Le pancréas est à la fois une glande exocrine et endocrine. Grâce à de minuscules tubes, le pancréas influence la digestion dans l’intestin grêle. En raison de l’utilisation de conduits (tubes) pour transférer son composé, on parle de glande exocrine. Ici, « exo » signifie hors ou en dehors de, se référant à l’extérieur du sang. En tant que glande endocrine, elle sécrète ses messagers chimiques d’insuline et de glucagon « dans » le sang. La zone du pancréas où se trouvent ces deux hormones est appelée « îlots de Langerhans ».

La glycémie reste en équilibre grâce à un système de rétroaction négative, un peu comme la façon dont une fournaise fonctionne dans votre maison. Le thermostat demandera de la chaleur en cas de besoin et s’éteindra lorsque la bonne température sera atteinte. Le glucagon libère du sucre dans le sang. Lorsque la quantité correcte est atteinte, l’hormone insuline est nécessaire pour réduire la quantité de sucre dans le sang.

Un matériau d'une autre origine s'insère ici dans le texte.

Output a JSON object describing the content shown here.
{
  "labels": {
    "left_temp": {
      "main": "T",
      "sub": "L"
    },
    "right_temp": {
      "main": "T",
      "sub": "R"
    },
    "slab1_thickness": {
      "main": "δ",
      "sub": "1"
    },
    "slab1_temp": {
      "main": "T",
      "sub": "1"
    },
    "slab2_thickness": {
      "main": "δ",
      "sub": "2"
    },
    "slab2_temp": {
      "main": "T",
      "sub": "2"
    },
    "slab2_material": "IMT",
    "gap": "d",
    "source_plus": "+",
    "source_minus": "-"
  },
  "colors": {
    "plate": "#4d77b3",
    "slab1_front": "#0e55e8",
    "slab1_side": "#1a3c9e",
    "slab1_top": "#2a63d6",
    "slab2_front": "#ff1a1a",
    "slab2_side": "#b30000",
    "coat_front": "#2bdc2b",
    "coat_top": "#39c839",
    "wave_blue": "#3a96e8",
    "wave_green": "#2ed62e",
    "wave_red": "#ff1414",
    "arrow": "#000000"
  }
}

En concluant ma série sur « La biologie du poule », je trouve que le système endocrinien est d’une importance cruciale pour la santé de nos oiseaux. Comme pour tous les systèmes, nous avons eu de nombreuses similitudes avec nos propres systèmes de mammifères. Cependant, le poule, étant un oiseau et le seul vertébré capable de voler véritablement, a subi des variations physiologiques uniques. J’espère que Hank et Henrietta vous ont aidé à comprendre la biologie de nos « amis à plumes ».

Thomas Fuller
Thomas Fuller

Thomas Fuller est professeur de biologie à la retraite et propriétaire de volaille depuis toujours. Vous pouvez lire toute sa série en achetant les anciens numéros de notre magazine sur country network.com. La partie 1 a commencé avec le système digestif dans notre numéro d’août/septembre 2015.

Publié à l’origine dans le numéro d’octobre/novembre 2016 du magazine Lafermedefati.